As a longtime San Francisco Bay Area resident, 91-year old A.P. has witnessed and helped our community adapt in response to many changes and crises. During World War II—when A.P. was in her early teens—the accompanying labor shortage meant farmers were having trouble getting their crops in on schedule. As a solution, students were invited to pick fruit from the orchards of rural California farms through programs such as the Harvest for Victory Corp. A.P. lived and worked as a harvester for two summers: she recalls climbing up a ladder to pick ripe apricots off of leafy tree branches in Sunnyvale, and on another occasion, wearing knee pads to collect plums off the ground in the sweltering Geyserville heat. The workers were paid 25 cents for each large box filled—though they were also charged for room and board at the end of the harvesting season. Harvesting was really about service and solidarity: A.P. has fond memories of a widespread sense of social responsibility and unity not only among harvesters, but throughout the San Francisco Bay Area during World War II. Everyone was looking for a way to contribute, and for A.P., that sense of social responsibility stayed with her throughout the rest of her life.

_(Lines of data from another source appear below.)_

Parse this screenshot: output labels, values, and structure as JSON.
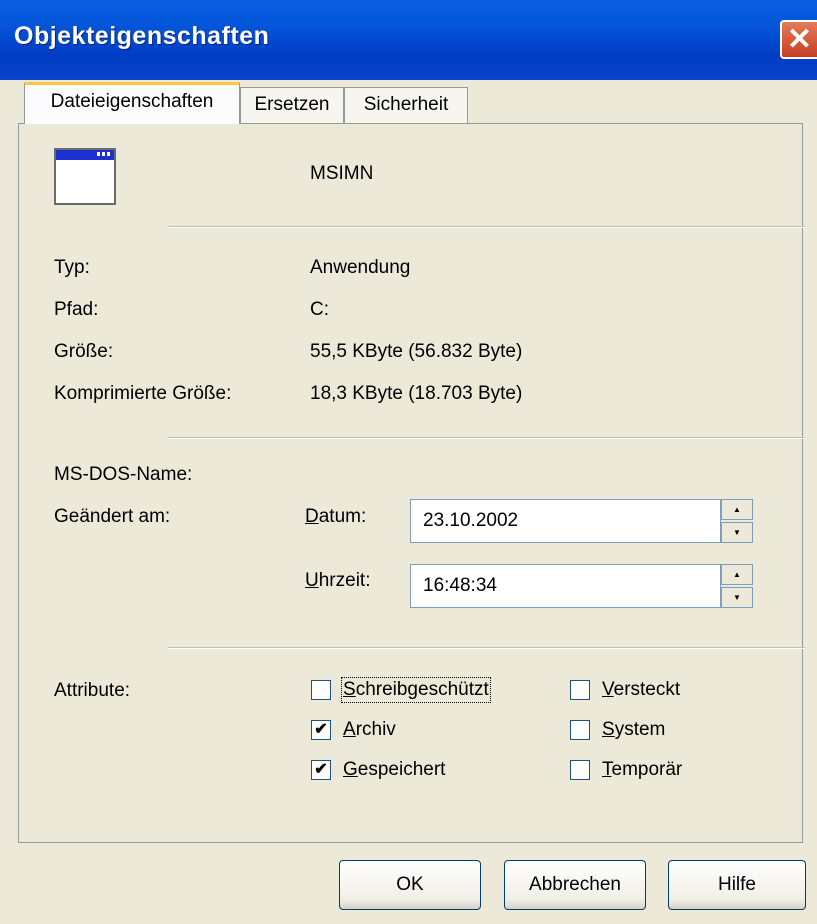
{
  "window": {
    "title": "Objekteigenschaften",
    "close_glyph": "✕"
  },
  "tabs": [
    {
      "label": "Dateieigenschaften",
      "active": true
    },
    {
      "label": "Ersetzen",
      "active": false
    },
    {
      "label": "Sicherheit",
      "active": false
    }
  ],
  "file": {
    "name": "MSIMN",
    "icon": "application-window-icon"
  },
  "details": {
    "type_label": "Typ:",
    "type_value": "Anwendung",
    "path_label": "Pfad:",
    "path_value": "C:",
    "size_label": "Größe:",
    "size_value": "55,5 KByte (56.832 Byte)",
    "compressed_label": "Komprimierte Größe:",
    "compressed_value": "18,3 KByte (18.703 Byte)"
  },
  "msdos_label": "MS-DOS-Name:",
  "modified": {
    "label": "Geändert am:",
    "date_label_u": "D",
    "date_label_rest": "atum:",
    "date_value": "23.10.2002",
    "time_label_u": "U",
    "time_label_rest": "hrzeit:",
    "time_value": "16:48:34",
    "spin_up": "▲",
    "spin_down": "▼"
  },
  "attributes": {
    "label": "Attribute:",
    "check_mark": "✔",
    "items": [
      {
        "u": "S",
        "rest": "chreibgeschützt",
        "checked": false
      },
      {
        "u": "A",
        "rest": "rchiv",
        "checked": true
      },
      {
        "u": "G",
        "rest": "espeichert",
        "checked": true
      },
      {
        "u": "V",
        "rest": "ersteckt",
        "checked": false
      },
      {
        "u": "S",
        "rest": "ystem",
        "checked": false
      },
      {
        "u": "T",
        "rest": "emporär",
        "checked": false
      }
    ]
  },
  "buttons": {
    "ok": "OK",
    "cancel": "Abbrechen",
    "help": "Hilfe"
  }
}
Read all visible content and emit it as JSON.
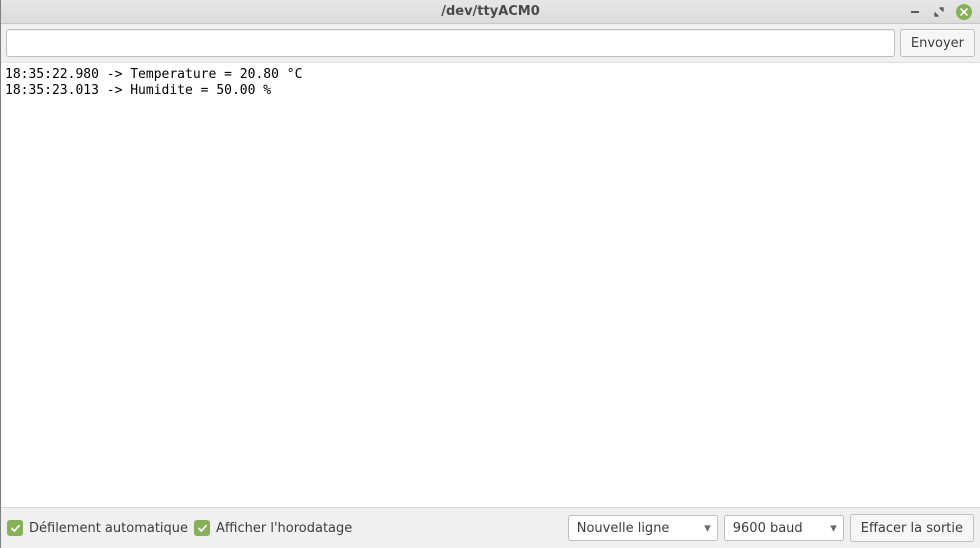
{
  "window": {
    "title": "/dev/ttyACM0"
  },
  "toolbar": {
    "input_value": "",
    "input_placeholder": "",
    "send_label": "Envoyer"
  },
  "output": {
    "lines": [
      "18:35:22.980 -> Temperature = 20.80 °C",
      "18:35:23.013 -> Humidite = 50.00 %"
    ]
  },
  "statusbar": {
    "autoscroll_label": "Défilement automatique",
    "autoscroll_checked": true,
    "showtimestamp_label": "Afficher l'horodatage",
    "showtimestamp_checked": true,
    "line_ending_selected": "Nouvelle ligne",
    "baud_selected": "9600 baud",
    "clear_label": "Effacer la sortie"
  },
  "icons": {
    "check": "✓",
    "chevron_down": "▾"
  }
}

As a Garden Steward (or site host) in Each Green Corner’s Residential Gardening program, A.P. has become part of a community with mutual values.
I appreciate the social responsibility and generous natures of the volunteers [who help maintain her garden], and enjoy the chance to talk to interesting people.”A.P., Senior Garden Steward
Two of these “interesting people” include Heidi and Sam, EGC volunteers who regularly work on A.P.’s property: Heidi is a former GreenPeace volunteer and activist and Sam is a gardener by trade. The couple started volunteering with EGC to help provide essential services during the COVID-19 lockdown. Heidi says she appreciates the chance to support others directly through small-scale gardening. Similarly, Sam has enjoyed getting to know A.P., and told me that “it seems like she digs the idea of having a garden in her yard.”
Heidi has met A.P. several times when coming by to tend the garden, and describes her as “an open-hearted contributor to the community” who truly values seeing her land put to good use. Heidi takes pleasure in facilitating that experience for A.P., and feels that the Residential Gardening program in general helps older people feel more a part of their community—which she believes “is a big part of us coming together as a society in the future.”
To Heidi’s point, the current pandemic—like many global crises, such as war—has highlighted the need for healthier and more connected communities: pre-existing issues such as social isolation and food insecurity are exacerbated in the face of a lockdown. The sudden widespread awareness of these issues is certainly responsible for the surge of interest in home and community gardens, akin to the establishment of victory gardens during wartime.
For seniors, COVID-19 has been a particularly arduous challenge. High risk populations cannot access grocery stores regularly, if at all, and minimizing exposure to the virus necessitates social isolation, a problem that pre-pandemic disproportionately affected the elderly. Urban gardening programs such as those provided by Each Green Corner help mitigate some of the effects of a lockdown: gardening provides food and, if desired, social connection.
A.P., for example, told me that her barely two-month old garden is already producing far more vegetables than she can eat. She is host to 78 tomato plants of five different varieties, 45 jalepeno and poblano pepper plants, and three summer squash. Her garden provides her with regular fresh produce and enables to her favorite food – salsa! The produce A.P. doesn’t use is harvested by EGC and donated to EGC’s food distribution partner, Second Harvest of Silicon Valley.
Just two months after planting, EGC has already harvested more than 50 pounds of produce for donation from A.P.’s garden.
Moreover, as A.P., Sam, and Heidi can testify, working with EGC, whether as a Garden Steward, volunteer, or in an administrative capacity, is a fun way to meet like-minded people. Even during a pandemic, garden volunteers can safely work outside together following social-distancing protocols. Most importantly, the work we do as a result of a crisis—whether it is due to war, a pandemic, or any other major global change—will have long-term positive effects on our collective standard of living.